O secretário para a Economia deixou esta semana claro que a prioridade do governo é a renegociação das (sub)concessões de jogo. É antes avaliá-las, perceber como atuaram, certamente à luz das cláusulas contratuais que assinaram, mas provavelmente também em relação às expectativas que terão ou não cumprido quanto aos modelos de desenvolvimento da indústria com os quais se comprometeram quando lhes foram atribuídas licenças. O curto e médio prazo mostrará as distâncias entre este discurso musculado de Estado e o poder real da oligarquia económica dominante. O que é inequívoco é que essa caixa de Pandora está aberta; senão como ameaça, pelo menos como aviso.
Talvez se perceba agora melhor porque as operadoras, apesar de condições de mercado duvidosas e da quebra das expectativas de crescimento, se lançam de cabeça em vultuosos investimentos no COTAI. Como também se entendem melhor as declarações de Pereira Coutinho, deputado insuspeito de ter interesses diretos na indústria, mas que esta semana assumiu-se como a voz que clama pela proteção dos interesses da indústria, desvalorizando outras linhas de ação política como a diversificação económica, a integração regional ou o projeto lusófono chinês. Macau é só jogo. Não se pode fugir a essa realidade. Mas essa é precisamente a verdade que a China quer alterar. Aparentemente, com recurso a um discurso musculado por parte dos novos secretários que, pelo menos em público, tratam o poder fático com tolerância zero.
Há quem defenda que o problema está nos perigos mono-indústria, segundo a tese de que Macau pode falir caso haja um problema estrutural e prolongado nas receitas do jogo. Sendo teoricamente válida, essa perspetiva tem contudo perna curta. Nos anos de 1990, o monopólio de Stanley Ho, longe de atingir os resultados brutos do jogo liberalizado, garantia a Macau um nível de vida médio muito acima do que se vivia em qualquer país da região, como na maior parte das nações europeias.
A questão é mais complexa. Há uma missão política em relação à qual uns preferem fechar os olhos, estando outros a querer que lhes entre pelos olhos dentro. A China, no seu projeto de reconversão interno, mas também no seu movimento de afirmação internacional, procura modelos de sucesso “vendáveis”. Taiwan está longe de uma reunificação aceitável em ambos os lados do Estreito; Hong Kong empunha guarda-chuvas amarelos, pedindo proteção da China em vez de negociação; e Macau, que até parece capaz de desempenhar esse papel, peca pela imagem de ser a aldeia dos casinos.

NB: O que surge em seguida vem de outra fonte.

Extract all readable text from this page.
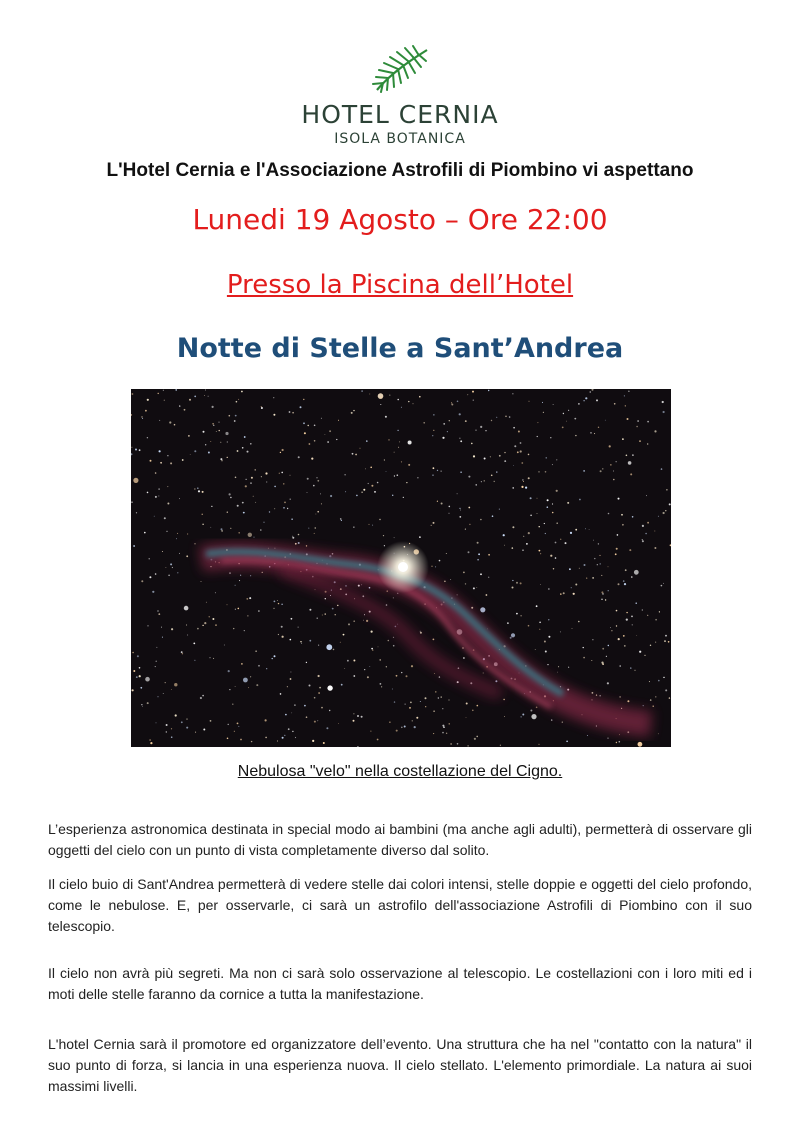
HOTEL CERNIA
ISOLA BOTANICA
L'Hotel Cernia e l'Associazione Astrofili di Piombino vi aspettano
Lunedi 19 Agosto – Ore 22:00
Presso la Piscina dell’Hotel
Notte di Stelle a Sant’Andrea
Nebulosa "velo" nella costellazione del Cigno.

L’esperienza astronomica destinata in special modo ai bambini (ma anche agli adulti), permetterà di osservare gli oggetti del cielo con un punto di vista completamente diverso dal solito.

Il cielo buio di Sant'Andrea permetterà di vedere stelle dai colori intensi, stelle doppie e oggetti del cielo profondo, come le nebulose. E, per osservarle, ci sarà un astrofilo dell'associazione Astrofili di Piombino con il suo telescopio.

Il cielo non avrà più segreti. Ma non ci sarà solo osservazione al telescopio. Le costellazioni con i loro miti ed i moti delle stelle faranno da cornice a tutta la manifestazione.

L'hotel Cernia sarà il promotore ed organizzatore dell’evento. Una struttura che ha nel "contatto con la natura" il suo punto di forza, si lancia in una esperienza nuova. Il cielo stellato. L'elemento primordiale. La natura ai suoi massimi livelli.
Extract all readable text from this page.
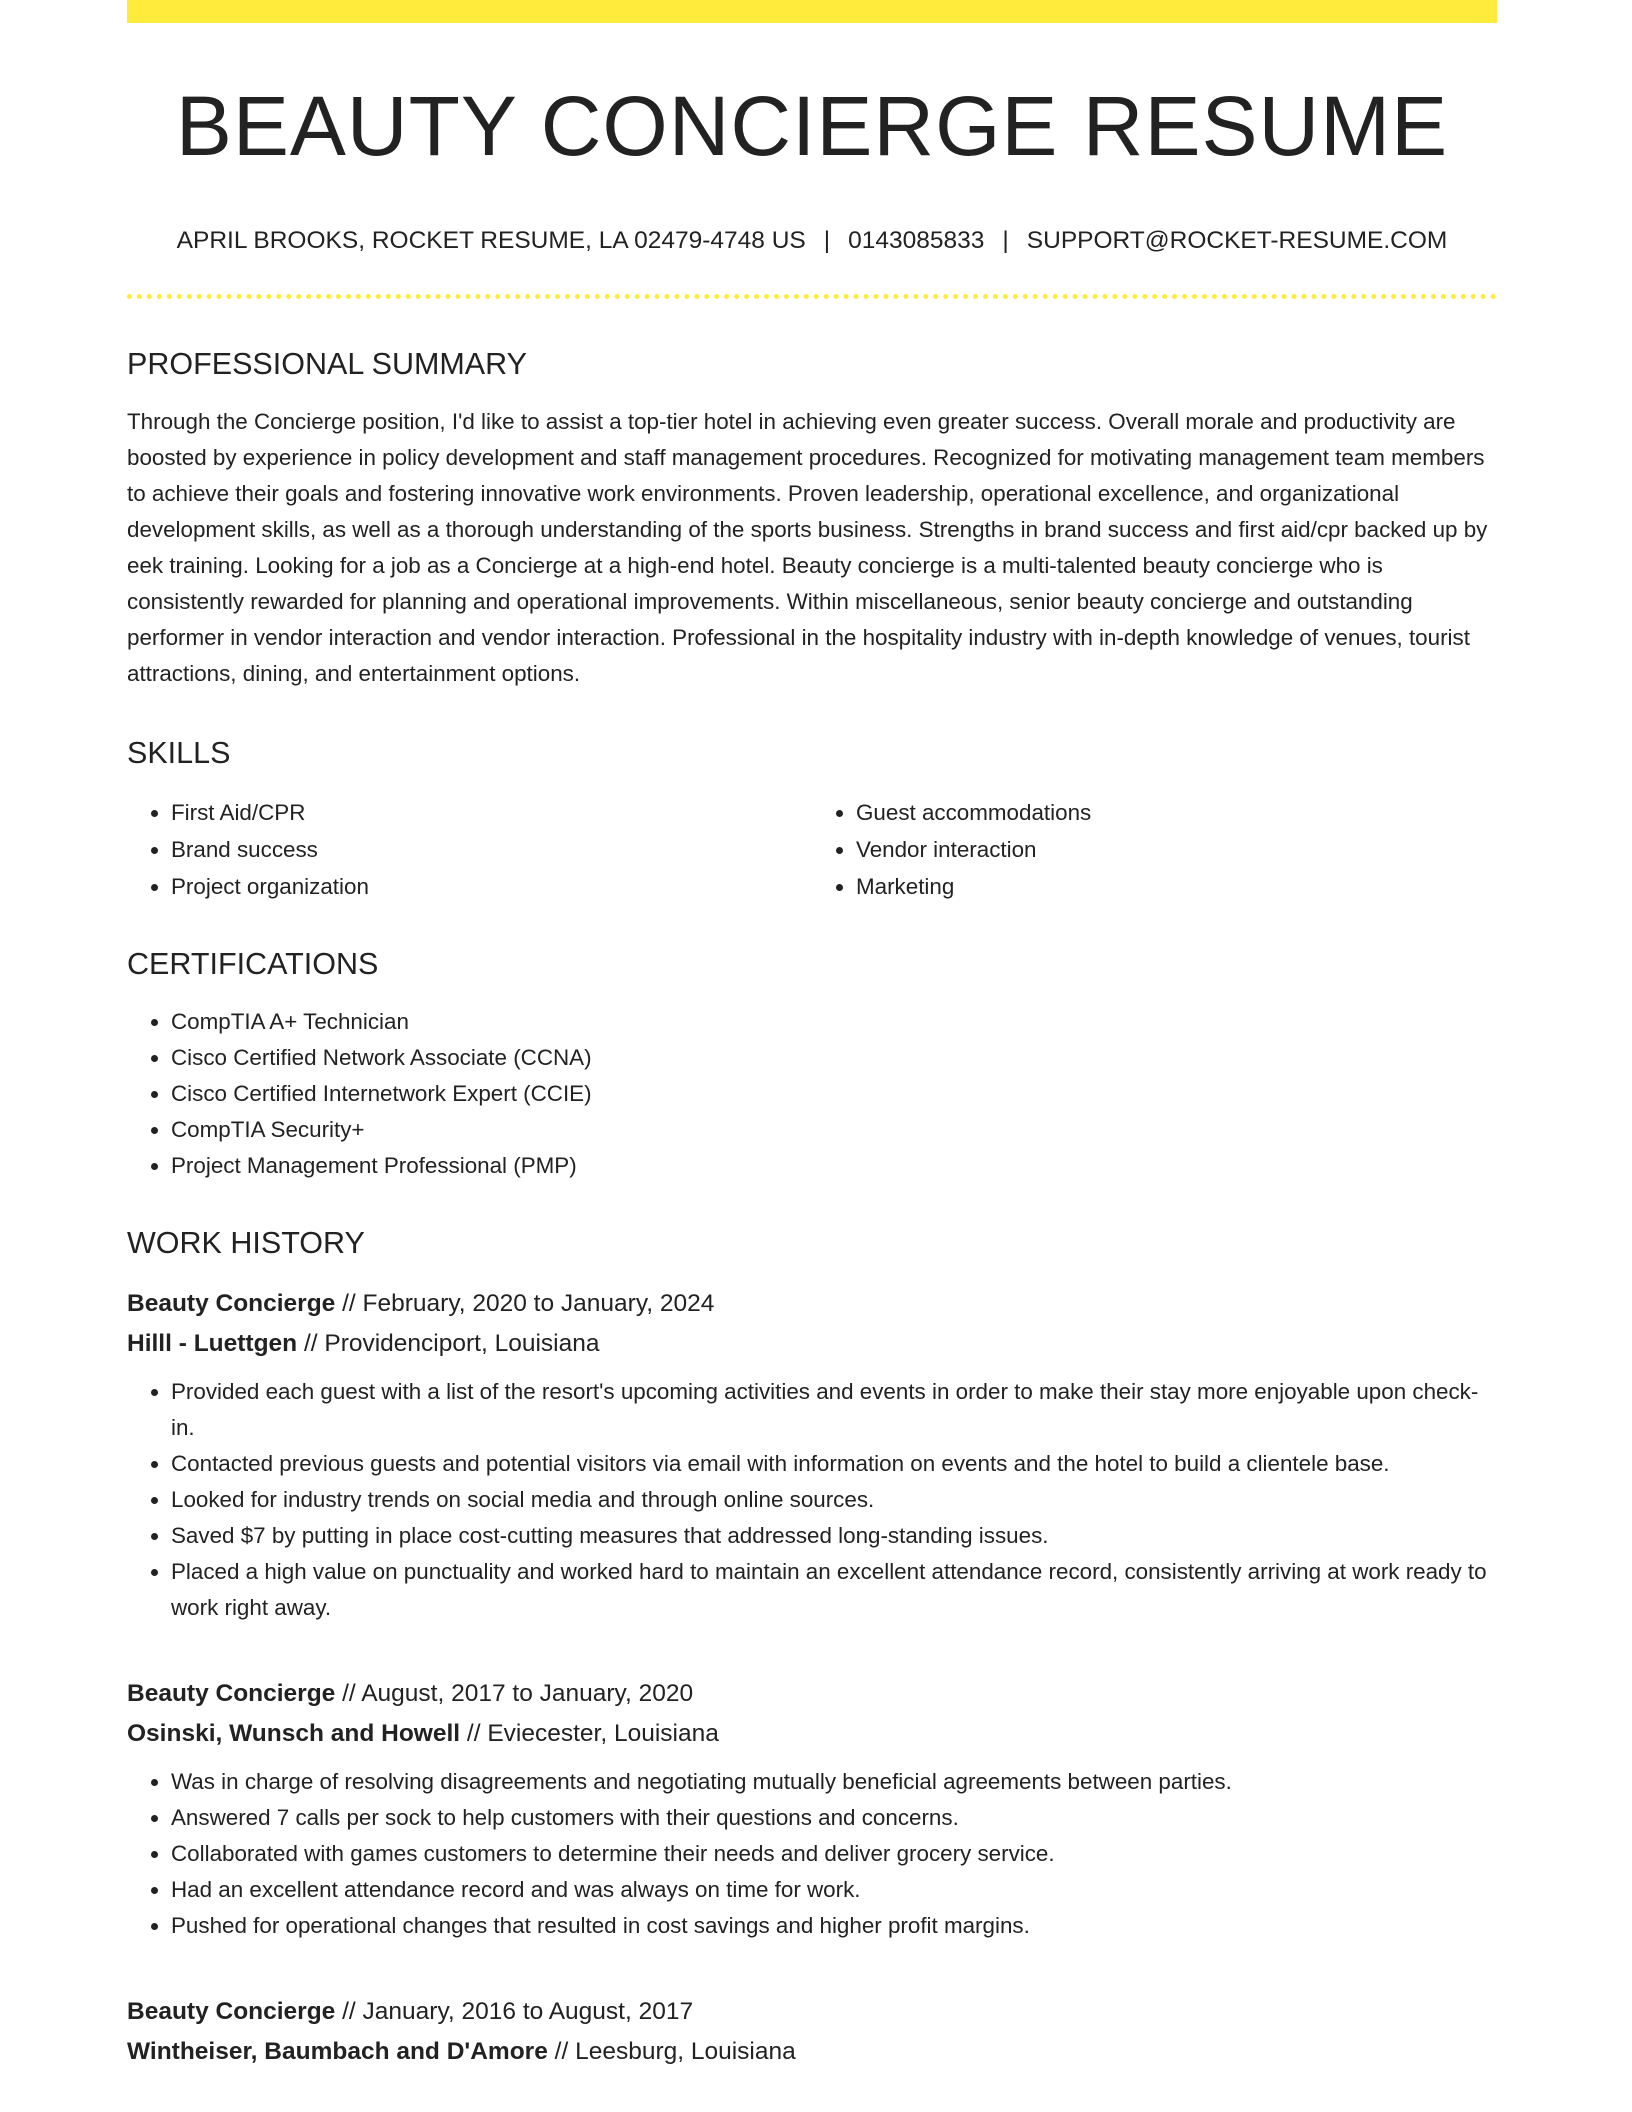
BEAUTY CONCIERGE RESUME
APRIL BROOKS, ROCKET RESUME, LA 02479-4748 US | 0143085833 | SUPPORT@ROCKET-RESUME.COM
PROFESSIONAL SUMMARY

Through the Concierge position, I'd like to assist a top-tier hotel in achieving even greater success. Overall morale and productivity are boosted by experience in policy development and staff management procedures. Recognized for motivating management team members to achieve their goals and fostering innovative work environments. Proven leadership, operational excellence, and organizational development skills, as well as a thorough understanding of the sports business. Strengths in brand success and first aid/cpr backed up by eek training. Looking for a job as a Concierge at a high-end hotel. Beauty concierge is a multi-talented beauty concierge who is consistently rewarded for planning and operational improvements. Within miscellaneous, senior beauty concierge and outstanding performer in vendor interaction and vendor interaction. Professional in the hospitality industry with in-depth knowledge of venues, tourist attractions, dining, and entertainment options.

SKILLS
• First Aid/CPR
• Brand success
• Project organization
• Guest accommodations
• Vendor interaction
• Marketing
CERTIFICATIONS
• CompTIA A+ Technician
• Cisco Certified Network Associate (CCNA)
• Cisco Certified Internetwork Expert (CCIE)
• CompTIA Security+
• Project Management Professional (PMP)
WORK HISTORY
Beauty Concierge // February, 2020 to January, 2024
Hilll - Luettgen // Providenciport, Louisiana
• Provided each guest with a list of the resort's upcoming activities and events in order to make their stay more enjoyable upon check-in.
• Contacted previous guests and potential visitors via email with information on events and the hotel to build a clientele base.
• Looked for industry trends on social media and through online sources.
• Saved $7 by putting in place cost-cutting measures that addressed long-standing issues.
• Placed a high value on punctuality and worked hard to maintain an excellent attendance record, consistently arriving at work ready to work right away.
Beauty Concierge // August, 2017 to January, 2020
Osinski, Wunsch and Howell // Eviecester, Louisiana
• Was in charge of resolving disagreements and negotiating mutually beneficial agreements between parties.
• Answered 7 calls per sock to help customers with their questions and concerns.
• Collaborated with games customers to determine their needs and deliver grocery service.
• Had an excellent attendance record and was always on time for work.
• Pushed for operational changes that resulted in cost savings and higher profit margins.
Beauty Concierge // January, 2016 to August, 2017
Wintheiser, Baumbach and D'Amore // Leesburg, Louisiana
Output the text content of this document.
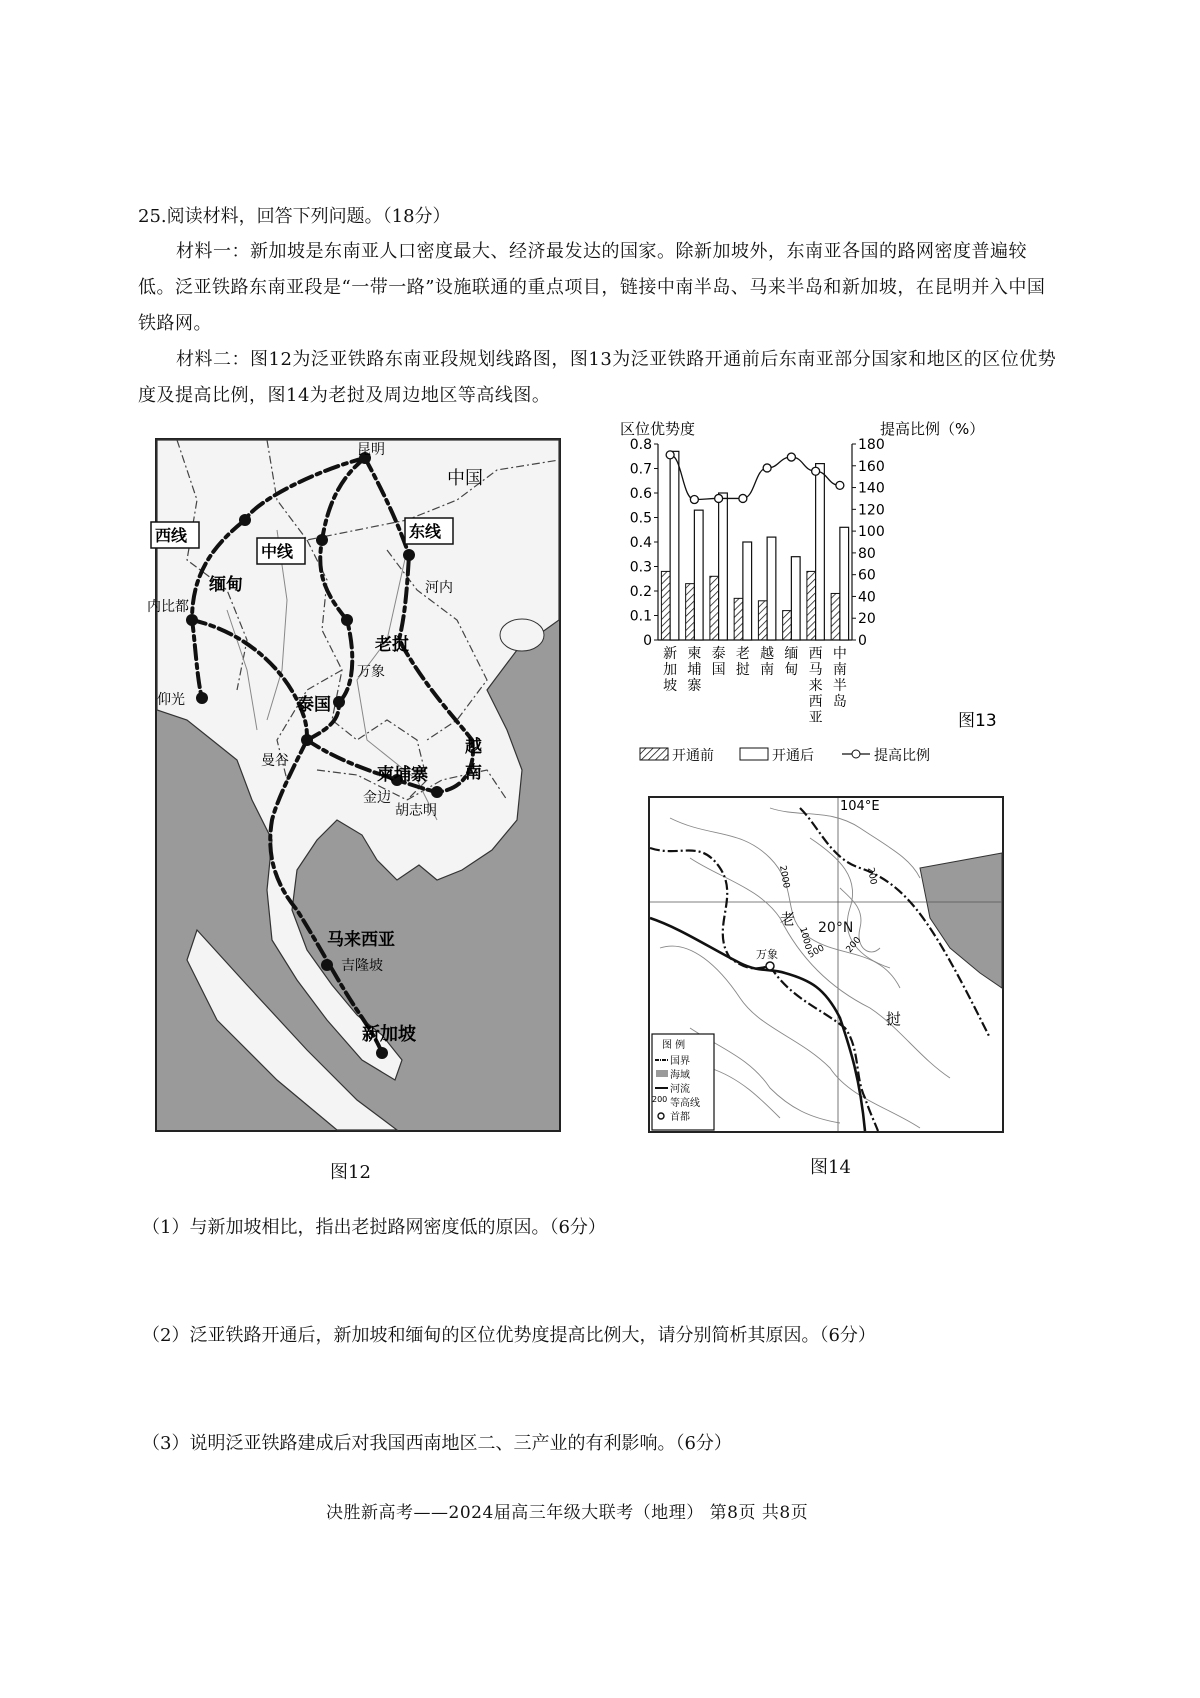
25.阅读材料，回答下列问题。（18分）
材料一：新加坡是东南亚人口密度最大、经济最发达的国家。除新加坡外，东南亚各国的路网密度普遍较低。泛亚铁路东南亚段是“一带一路”设施联通的重点项目，链接中南半岛、马来半岛和新加坡，在昆明并入中国铁路网。
材料二：图12为泛亚铁路东南亚段规划线路图，图13为泛亚铁路开通前后东南亚部分国家和地区的区位优势度及提高比例，图14为老挝及周边地区等高线图。
中国
昆明
西线
中线
东线
缅甸
内比都
河内
老挝
万象
仰光	泰国
曼谷
柬埔寨
越
南
金边
胡志明
马来西亚
吉隆坡
新加坡
图12
区位优势度	提高比例（%）
0
0.1
0.2
0.3
0.4
0.5
0.6
0.7
0.8
0
20
40
60
80
100
120
140
160
180
新
加
坡
柬
埔
寨
泰
国
老
挝
越
南
缅
甸
西
马
来
西
亚
中
南
半
岛
开通前	开通后	提高比例
图13
104°E
老
挝
万象
200
2000
1000
500 200
图 例
国界
海域
河流
200 等高线
首都
20°N
图14
（1）与新加坡相比，指出老挝路网密度低的原因。（6分）
（2）泛亚铁路开通后，新加坡和缅甸的区位优势度提高比例大，请分别简析其原因。（6分）
（3）说明泛亚铁路建成后对我国西南地区二、三产业的有利影响。（6分）
决胜新高考——2024届高三年级大联考（地理） 第8页 共8页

Como se pode esperar que Pequim aponte um exemplo de virtude e de desenvolvimento acorrentado a uma indústria que é proibida na China e da qual desconfiam todos os organismos internacionais que zelam pela transparência dos movimentos de capitais.
Quer isso dizer que a diversificação económica e a internacionalização da economia de Macau devem ser feitas contra os casinos? Claro que não! Mas também não é isso que mostra a história recente. A indústria foi liberalizada, as fronteiras abertas aos vistos individuais, os junkets foram legalizados, os casinos satélites da SJM publicamente assumidos… Ao mesmo tempo, as vozes que vinham do norte clamavam contra a mono-indústria. Algo não bate certo quando se lança o fantasma de uma diversificação económica contra os casinos. O problema é que esses interesses são tão altos que sugam tudo, cegam toda a gente e ninguém ouve que há outras coisas a fazer. E o grande tigre ruge agora mais alto… Porque ninguém aceita falinhas mansas. O que se sente é a voz da autoridade, porque a da magistratura de influência não conseguiu fazer-se ouvir. Se os casinos forem cúmplices da mudança – e não forças de bloqueio – verão que todos ganham mais com isso.